I had to dispel my trepidation. Gina had been capable of damn near anything fifteen years ago. Something told me she was even more dangerous and unpredictable now.

“So, help me understand. Why am I here? Why am I handcuffed to the bed?”

“You used to like playing these games with me, Val. Don’t you remember that night? You must remember. Cyprus? Yes, it was Cyprus. The Four Seasons. You were meeting…who was it? Uri? Uri Domashev. You got such a good deal that night. I think you must remember this—in fact, I know you do. You never forget things. You made the deal with Uri. You fleeced him, scalped him dry, and he knew it, and he couldn’t do a fucking thing about it. I was very proud of you that night. And I showed you. I let you tie my hands to the balcony, and you fucked me from behind until I screamed so loud people complained, but of course everyone knows you don’t tell me what to do, so they couldn’t make us be quiet. You let me tie you up that night, too. Remember? I used your shoelaces. That was a good night.” She bit her lower lip and wiggled her eyebrows. “Tell me you remember, Val.”

I remembered. Oh, Jesus, I remembered.

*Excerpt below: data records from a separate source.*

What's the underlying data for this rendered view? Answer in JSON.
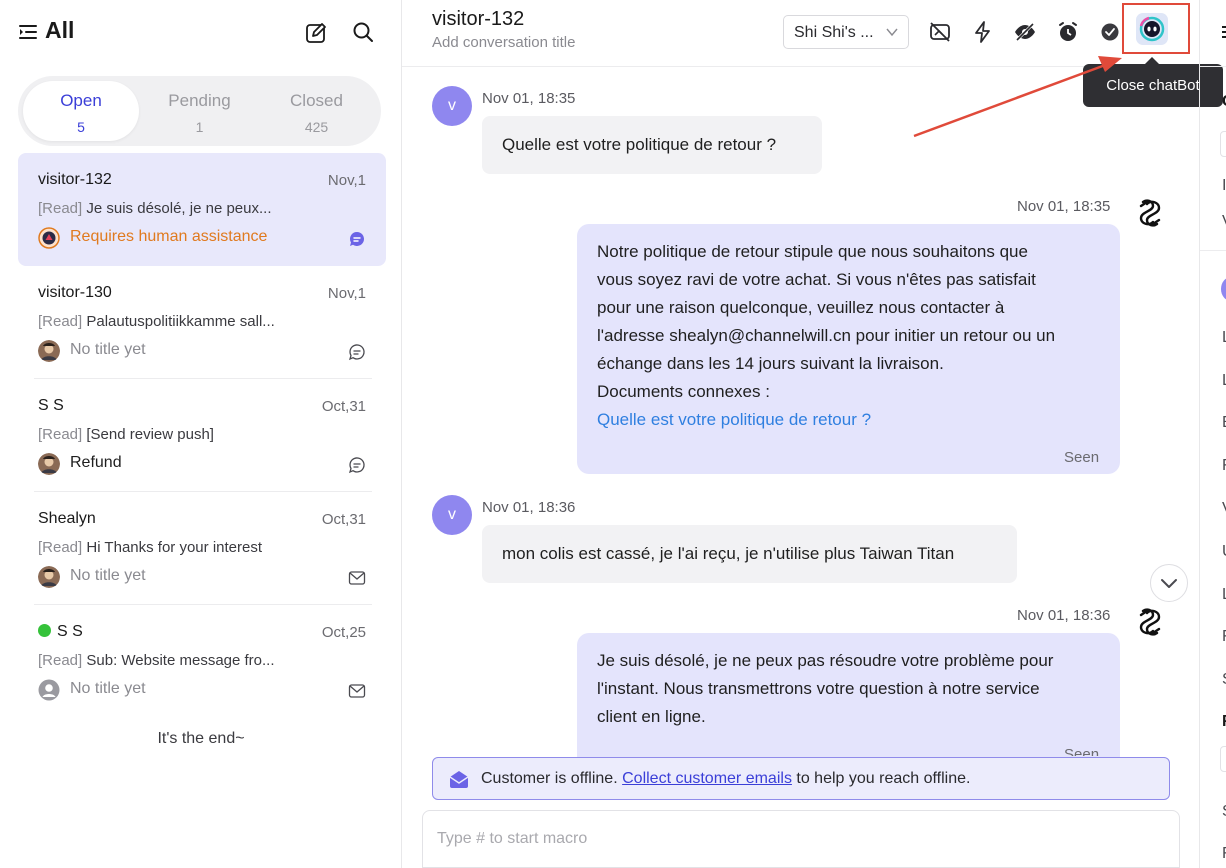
{
  "sidebar": {
    "title": "All",
    "tabs": [
      {
        "label": "Open",
        "count": "5"
      },
      {
        "label": "Pending",
        "count": "1"
      },
      {
        "label": "Closed",
        "count": "425"
      }
    ],
    "conversations": [
      {
        "name": "visitor-132",
        "date": "Nov,1",
        "tag": "[Read]",
        "preview": "Je suis désolé, je ne peux...",
        "subtext": "Requires human assistance"
      },
      {
        "name": "visitor-130",
        "date": "Nov,1",
        "tag": "[Read]",
        "preview": "Palautuspolitiikkamme sall...",
        "subtext": "No title yet"
      },
      {
        "name": "S S",
        "date": "Oct,31",
        "tag": "[Read]",
        "preview": "[Send review push]",
        "subtext": "Refund"
      },
      {
        "name": "Shealyn",
        "date": "Oct,31",
        "tag": "[Read]",
        "preview": "Hi Thanks for your interest",
        "subtext": "No title yet"
      },
      {
        "name": "S S",
        "date": "Oct,25",
        "tag": "[Read]",
        "preview": "Sub: Website message fro...",
        "subtext": "No title yet"
      }
    ],
    "end_text": "It's the end~"
  },
  "chat": {
    "title": "visitor-132",
    "subtitle": "Add conversation title",
    "agent": "Shi Shi's ...",
    "tooltip": "Close chatBot",
    "messages": [
      {
        "time": "Nov 01, 18:35",
        "avatar": "v",
        "text": "Quelle est votre politique de retour ?"
      },
      {
        "time": "Nov 01, 18:35",
        "lines": [
          "Notre politique de retour stipule que nous souhaitons que",
          "vous soyez ravi de votre achat. Si vous n'êtes pas satisfait",
          "pour une raison quelconque, veuillez nous contacter à",
          "l'adresse shealyn@channelwill.cn pour initier un retour ou un",
          "échange dans les 14 jours suivant la livraison.",
          "Documents connexes :"
        ],
        "link": "Quelle est votre politique de retour ?",
        "status": "Seen"
      },
      {
        "time": "Nov 01, 18:36",
        "avatar": "v",
        "text": "mon colis est cassé, je l'ai reçu, je n'utilise plus Taiwan Titan"
      },
      {
        "time": "Nov 01, 18:36",
        "lines": [
          "Je suis désolé, je ne peux pas résoudre votre problème pour",
          "l'instant. Nous transmettrons votre question à notre service",
          "client en ligne."
        ],
        "status": "Seen"
      }
    ],
    "offline_prefix": "Customer is offline.",
    "offline_link": "Collect customer emails",
    "offline_suffix": "to help you reach offline.",
    "composer_placeholder": "Type # to start macro"
  },
  "right_panel_letters": [
    "I",
    "V",
    "L",
    "L",
    "E",
    "F",
    "V",
    "U",
    "L",
    "F",
    "S",
    "F",
    "S",
    "F"
  ],
  "colors": {
    "accent": "#3b3fd8",
    "alert": "#e07a1f",
    "bubble_out": "#e4e4fc",
    "highlight": "#e04a3a"
  }
}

You didn’t forget someone like Gina. “Of course I remember. But Gina, that was fifteen years ago. Things have changed.” I tried to keep my voice low, tried to stay calm. “A lot has changed. You tried to have me killed, if you’ll remember. And now you kidnap me? Come on. Untie me and let me go.”

“Oh, no. I don’t think so. You’re not remembering right.” She moved around the bed to stand beside me. “I didn’t try to have you killed, silly. That was Papa. He felt you’d outlived your usefulness, plus there was the fact that you were abandoning me….he wasn’t happy. And I even tried to talk him out of it.”